Soumya Raychaudhuri, MD, PhD

Researchers looked at the genomic data of 5,018 people with rheumatoid arthritis and 14,974 people without disease. They saw that variation in amino acid residues at positions located within the peptide-binding grooves encoding the HLA-DRb1, HLA-B and HLA-DPb1 protein molecules are responsible for the genetic risk of rheumatoid arthritis attributed to the MHC region. The researchers believe that the study results can help guide the scientific community's understanding of how HLA genes can influence a person's susceptibility to diseases.

The study was published in the January 29, 2012 online issue of Nature Genetics.

Largest Gene Linked to Weak Hearts


Christine Seidman, MD

Mutations that truncate TTN-the largest gene in the human genome-is the most common cause for unexplained dilated cardiomyopathy (DCM), a common cause for heart failure, according to a collaborative study that included Christine Seidman, MD, BWH Cardiovascular Genetics Center director, and a team of dedicated scientists at Harvard Medical School; Imperial College, London; University of Colorado; and physicians at BWH.

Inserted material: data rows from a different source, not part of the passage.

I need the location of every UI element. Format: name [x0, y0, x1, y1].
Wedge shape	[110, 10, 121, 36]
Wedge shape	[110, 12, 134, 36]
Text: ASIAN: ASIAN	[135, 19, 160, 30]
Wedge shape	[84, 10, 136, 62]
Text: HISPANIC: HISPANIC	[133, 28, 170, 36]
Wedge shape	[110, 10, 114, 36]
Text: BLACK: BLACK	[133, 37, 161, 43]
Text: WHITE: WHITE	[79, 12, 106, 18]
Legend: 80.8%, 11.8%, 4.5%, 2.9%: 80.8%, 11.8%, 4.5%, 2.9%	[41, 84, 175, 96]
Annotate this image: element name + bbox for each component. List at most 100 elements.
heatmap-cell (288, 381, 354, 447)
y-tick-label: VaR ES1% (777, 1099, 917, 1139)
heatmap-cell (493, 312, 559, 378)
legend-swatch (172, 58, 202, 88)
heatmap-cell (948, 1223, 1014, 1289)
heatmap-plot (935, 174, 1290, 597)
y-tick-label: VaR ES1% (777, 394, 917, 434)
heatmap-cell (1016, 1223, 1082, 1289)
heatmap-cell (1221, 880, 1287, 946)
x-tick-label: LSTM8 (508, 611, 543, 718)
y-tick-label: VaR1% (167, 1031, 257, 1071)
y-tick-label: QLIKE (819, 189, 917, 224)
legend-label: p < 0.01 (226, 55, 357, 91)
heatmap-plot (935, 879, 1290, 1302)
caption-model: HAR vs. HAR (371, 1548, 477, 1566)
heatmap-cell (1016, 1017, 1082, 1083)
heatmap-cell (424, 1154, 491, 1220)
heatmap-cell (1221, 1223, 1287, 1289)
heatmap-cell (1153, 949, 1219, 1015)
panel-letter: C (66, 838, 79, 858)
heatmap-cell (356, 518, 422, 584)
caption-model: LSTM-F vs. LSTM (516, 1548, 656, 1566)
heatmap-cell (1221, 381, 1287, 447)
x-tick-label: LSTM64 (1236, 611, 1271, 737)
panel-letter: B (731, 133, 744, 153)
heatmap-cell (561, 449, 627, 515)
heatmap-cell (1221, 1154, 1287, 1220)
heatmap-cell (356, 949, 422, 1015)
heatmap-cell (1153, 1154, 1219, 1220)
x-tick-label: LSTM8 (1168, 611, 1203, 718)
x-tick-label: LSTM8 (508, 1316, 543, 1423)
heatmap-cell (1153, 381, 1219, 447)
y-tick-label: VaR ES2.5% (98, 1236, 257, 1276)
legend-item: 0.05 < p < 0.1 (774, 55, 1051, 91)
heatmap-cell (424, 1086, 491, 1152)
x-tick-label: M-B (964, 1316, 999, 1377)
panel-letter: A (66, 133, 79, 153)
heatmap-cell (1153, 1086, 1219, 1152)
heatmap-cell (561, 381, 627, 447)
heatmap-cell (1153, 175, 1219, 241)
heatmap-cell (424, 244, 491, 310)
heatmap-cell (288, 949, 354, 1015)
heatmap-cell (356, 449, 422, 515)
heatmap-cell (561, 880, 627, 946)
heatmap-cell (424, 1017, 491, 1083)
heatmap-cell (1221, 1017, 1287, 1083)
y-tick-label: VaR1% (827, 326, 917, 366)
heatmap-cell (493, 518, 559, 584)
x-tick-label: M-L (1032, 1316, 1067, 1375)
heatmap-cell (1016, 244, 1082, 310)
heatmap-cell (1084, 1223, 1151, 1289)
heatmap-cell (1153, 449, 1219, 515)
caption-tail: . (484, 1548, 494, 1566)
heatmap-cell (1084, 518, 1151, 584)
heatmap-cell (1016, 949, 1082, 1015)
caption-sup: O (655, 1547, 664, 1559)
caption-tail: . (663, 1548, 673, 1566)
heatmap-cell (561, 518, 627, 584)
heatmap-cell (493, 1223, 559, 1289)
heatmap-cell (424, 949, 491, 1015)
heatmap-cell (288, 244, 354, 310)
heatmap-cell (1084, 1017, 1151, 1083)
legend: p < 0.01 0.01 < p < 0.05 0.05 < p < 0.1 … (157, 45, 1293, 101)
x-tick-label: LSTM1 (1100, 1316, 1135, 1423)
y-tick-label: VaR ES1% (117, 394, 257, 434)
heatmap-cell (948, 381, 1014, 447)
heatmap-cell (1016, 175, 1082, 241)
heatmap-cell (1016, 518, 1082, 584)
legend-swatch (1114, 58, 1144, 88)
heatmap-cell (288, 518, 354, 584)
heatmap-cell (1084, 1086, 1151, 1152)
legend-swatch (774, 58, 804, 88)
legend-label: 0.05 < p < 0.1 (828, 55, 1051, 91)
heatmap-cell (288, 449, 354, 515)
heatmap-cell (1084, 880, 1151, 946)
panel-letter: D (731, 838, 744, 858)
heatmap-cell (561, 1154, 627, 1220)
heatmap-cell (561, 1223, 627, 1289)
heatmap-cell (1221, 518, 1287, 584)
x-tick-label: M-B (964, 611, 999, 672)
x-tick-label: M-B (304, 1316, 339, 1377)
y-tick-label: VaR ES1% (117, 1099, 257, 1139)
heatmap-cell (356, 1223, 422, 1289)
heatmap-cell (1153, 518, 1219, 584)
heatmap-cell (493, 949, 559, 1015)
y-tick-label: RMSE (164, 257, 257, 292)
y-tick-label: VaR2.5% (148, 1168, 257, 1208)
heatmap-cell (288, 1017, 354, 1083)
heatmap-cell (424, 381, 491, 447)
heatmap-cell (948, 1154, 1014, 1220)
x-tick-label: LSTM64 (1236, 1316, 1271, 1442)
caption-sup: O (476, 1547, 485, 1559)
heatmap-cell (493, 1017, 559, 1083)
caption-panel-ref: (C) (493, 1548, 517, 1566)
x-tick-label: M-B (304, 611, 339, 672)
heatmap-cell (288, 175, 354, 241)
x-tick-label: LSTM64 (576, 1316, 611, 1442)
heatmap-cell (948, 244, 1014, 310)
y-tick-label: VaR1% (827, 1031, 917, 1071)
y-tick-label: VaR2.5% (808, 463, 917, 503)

Titin proteins function as a scaffold during the assembly of contractile proteins in muscle cells and also regulate force production. Researchers identified mutations in the TTN gene that occurred in 25 percent of patients with familial DCM and 18 percent of patients with sporadic DCM. The study also found that cardiac outcomes were similar regardless of whether or not a person has TTN gene mutations. However, among those with TTN gene mutations, adverse events such as cardiac transplantation, implantation of a ventricular assist device, or death occurred earlier in men than women.

The study was published in the February 16, 2012, issue of The New England Journal of Medicine.